More broadly, Mauger said the reporting environment for political journalists is noticeably more hostile now than it was leading up to the 2020 presidential election. He believes the proliferation of smaller, ideological political platforms has given candidates the option of insulating themselves from mainstream media who are trained to ask all sides tough questions. And then when they do get tough questions, they accuse the media of being biased.

“You know, I am asking you a tough question, hey but I am also asking people on the other side a tough question – and you might not be seeing it, but I am asking it,” Mauger said.

Candidates for top offices including Matt DePerno, the Republican candidate for Michigan Attorney General, and Kristina Karamo, the Republican candidate for Secretary of State, have declined extended interviews in recent months, shutting off access, Mauger said.

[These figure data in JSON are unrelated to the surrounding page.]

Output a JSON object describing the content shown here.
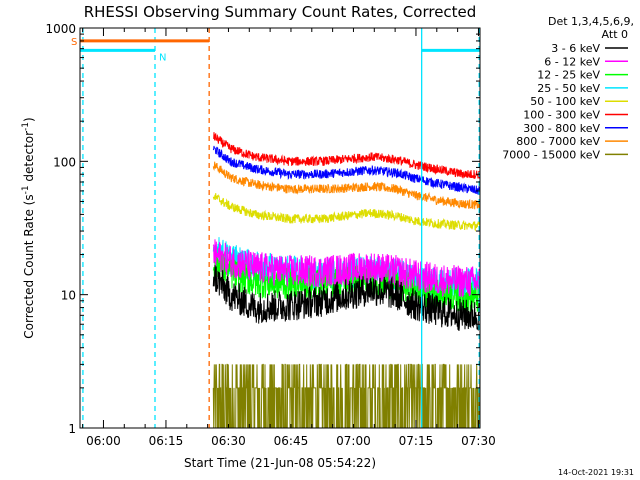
{
  "chart_data": {
    "type": "line",
    "title": "RHESSI Observing Summary Count Rates, Corrected",
    "xlabel": "Start Time (21-Jun-08 05:54:22)",
    "ylabel_main": "Corrected Count Rate (s",
    "ylabel_sup1": "-1",
    "ylabel_mid": " detector",
    "ylabel_sup2": "-1",
    "ylabel_end": ")",
    "y_scale": "log",
    "ylim": [
      1,
      1000
    ],
    "y_ticks": [
      {
        "value": 1,
        "label": "1"
      },
      {
        "value": 10,
        "label": "10"
      },
      {
        "value": 100,
        "label": "100"
      },
      {
        "value": 1000,
        "label": "1000"
      }
    ],
    "x_domain_minutes": [
      0,
      96
    ],
    "x_ticks": [
      {
        "minute": 5.63,
        "label": "06:00"
      },
      {
        "minute": 20.63,
        "label": "06:15"
      },
      {
        "minute": 35.63,
        "label": "06:30"
      },
      {
        "minute": 50.63,
        "label": "06:45"
      },
      {
        "minute": 65.63,
        "label": "07:00"
      },
      {
        "minute": 80.63,
        "label": "07:15"
      },
      {
        "minute": 95.63,
        "label": "07:30"
      }
    ],
    "legend_header": [
      "Det 1,3,4,5,6,9,",
      "Att 0"
    ],
    "legend_placement": "right",
    "series": [
      {
        "name": "3 - 6 keV",
        "color": "#000000",
        "points": [
          [
            32,
            14
          ],
          [
            36,
            10
          ],
          [
            42,
            8
          ],
          [
            50,
            8.3
          ],
          [
            58,
            9
          ],
          [
            64,
            10
          ],
          [
            70,
            11
          ],
          [
            76,
            10
          ],
          [
            80,
            8.5
          ],
          [
            86,
            7.5
          ],
          [
            92,
            7
          ],
          [
            96,
            7
          ]
        ]
      },
      {
        "name": "6 - 12 keV",
        "color": "#ff00ff",
        "points": [
          [
            32,
            20
          ],
          [
            36,
            18
          ],
          [
            42,
            16
          ],
          [
            50,
            15
          ],
          [
            58,
            15
          ],
          [
            64,
            15.5
          ],
          [
            70,
            16
          ],
          [
            76,
            15
          ],
          [
            80,
            14
          ],
          [
            86,
            13
          ],
          [
            92,
            12.5
          ],
          [
            96,
            12.5
          ]
        ]
      },
      {
        "name": "12 - 25 keV",
        "color": "#00ff00",
        "points": [
          [
            32,
            18
          ],
          [
            36,
            14.5
          ],
          [
            42,
            12.5
          ],
          [
            50,
            12
          ],
          [
            58,
            12.2
          ],
          [
            64,
            12.8
          ],
          [
            70,
            13
          ],
          [
            76,
            12
          ],
          [
            80,
            11
          ],
          [
            86,
            10.3
          ],
          [
            92,
            9.6
          ],
          [
            96,
            9.5
          ]
        ]
      },
      {
        "name": "25 - 50 keV",
        "color": "#00e5ff",
        "points": [
          [
            32,
            22
          ],
          [
            36,
            18.5
          ],
          [
            42,
            16
          ],
          [
            50,
            15
          ],
          [
            58,
            14.5
          ],
          [
            64,
            14.5
          ],
          [
            70,
            15
          ],
          [
            76,
            14
          ],
          [
            80,
            13
          ],
          [
            86,
            12
          ],
          [
            92,
            12
          ],
          [
            96,
            12
          ]
        ]
      },
      {
        "name": "50 - 100 keV",
        "color": "#dddd00",
        "points": [
          [
            32,
            55
          ],
          [
            36,
            46
          ],
          [
            42,
            40
          ],
          [
            50,
            37
          ],
          [
            58,
            37
          ],
          [
            64,
            39
          ],
          [
            70,
            41
          ],
          [
            76,
            39
          ],
          [
            80,
            36
          ],
          [
            86,
            34
          ],
          [
            92,
            33
          ],
          [
            96,
            33
          ]
        ]
      },
      {
        "name": "100 - 300 keV",
        "color": "#ff0000",
        "points": [
          [
            32,
            155
          ],
          [
            36,
            125
          ],
          [
            42,
            108
          ],
          [
            50,
            100
          ],
          [
            58,
            100
          ],
          [
            64,
            104
          ],
          [
            70,
            108
          ],
          [
            76,
            103
          ],
          [
            80,
            95
          ],
          [
            86,
            87
          ],
          [
            92,
            80
          ],
          [
            96,
            80
          ]
        ]
      },
      {
        "name": "300 - 800 keV",
        "color": "#0000ff",
        "points": [
          [
            32,
            125
          ],
          [
            36,
            100
          ],
          [
            42,
            88
          ],
          [
            50,
            80
          ],
          [
            58,
            80
          ],
          [
            64,
            83
          ],
          [
            70,
            86
          ],
          [
            76,
            82
          ],
          [
            80,
            75
          ],
          [
            86,
            68
          ],
          [
            92,
            63
          ],
          [
            96,
            60
          ]
        ]
      },
      {
        "name": "800 - 7000 keV",
        "color": "#ff8800",
        "points": [
          [
            32,
            95
          ],
          [
            36,
            76
          ],
          [
            42,
            67
          ],
          [
            50,
            62
          ],
          [
            58,
            62
          ],
          [
            64,
            63
          ],
          [
            70,
            65
          ],
          [
            76,
            62
          ],
          [
            80,
            56
          ],
          [
            86,
            51
          ],
          [
            92,
            48
          ],
          [
            96,
            47
          ]
        ]
      },
      {
        "name": "7000 - 15000 keV",
        "color": "#808000",
        "points": [
          [
            32,
            3
          ],
          [
            36,
            2
          ],
          [
            42,
            1.5
          ],
          [
            50,
            1.6
          ],
          [
            58,
            1.9
          ],
          [
            64,
            2.1
          ],
          [
            70,
            2.3
          ],
          [
            76,
            2.1
          ],
          [
            80,
            1.8
          ],
          [
            86,
            1.6
          ],
          [
            92,
            1.5
          ],
          [
            96,
            1.4
          ]
        ]
      }
    ],
    "flag_bars": [
      {
        "label": "S",
        "color": "#ff6600",
        "y": 800,
        "x_start": 0,
        "x_end": 31
      },
      {
        "label": "N",
        "color": "#00e5ff",
        "y": 680,
        "segments": [
          [
            0,
            18
          ],
          [
            82,
            96
          ]
        ]
      }
    ],
    "vertical_markers": [
      {
        "minute": 0.7,
        "color": "#00e5ff",
        "style": "dashed"
      },
      {
        "minute": 18,
        "color": "#00e5ff",
        "style": "dashed"
      },
      {
        "minute": 31,
        "color": "#ff6600",
        "style": "dashed"
      },
      {
        "minute": 82,
        "color": "#00e5ff",
        "style": "solid"
      },
      {
        "minute": 95.8,
        "color": "#00e5ff",
        "style": "dashed"
      }
    ]
  },
  "footer": {
    "timestamp": "14-Oct-2021 19:31"
  }
}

To get around that, Mauger started typing candidates’ names into YouTube, Rumble and his Apple podcast app.

“I just typed Matt DePerno’s name into my iPhone Apple podcast app one time and I found he had done like 40 podcasts over the past 16 months,” Mauger said. “So, it has been a really effective tool to report on people who don’t give me lengthy interviews.”

Another big change – elections in America are no longer over when they are over.

Rick Pluta, senior capitol correspondent for the Michigan Public Radio Network, predicted reporters will be covering the fallout from Michigan’s mid-term election, “well into December.  And people who are campaign reporters right now are going to be court reporters after November.”

Mauger took it a step further: “I’m 100% confident we will be talking about the 2020 election easily up until the 2024 election. I don’t see any way in the next presidential election we are not talking about this.”

Despite these challenges, Lawler, Mauger and Pluta say their mission has not changed.

“My job is to explain the world – not to pass judgement on the world,” Pluta said.

Lawler agreed – and said the need for the media to spend more time explaining both the political process and the process media uses to write about politics is more important than ever.

On Oct. 2, the Detroit Free Press ran a story titled Elections are complicated. Here’s how we cover them at the Free Press.

“There is this perception that the media is being pulled in different directions by the campaigns or people with influence,” Lawler said. “I wanted people to know they have just as much influence as the campaign calling us up sometimes.”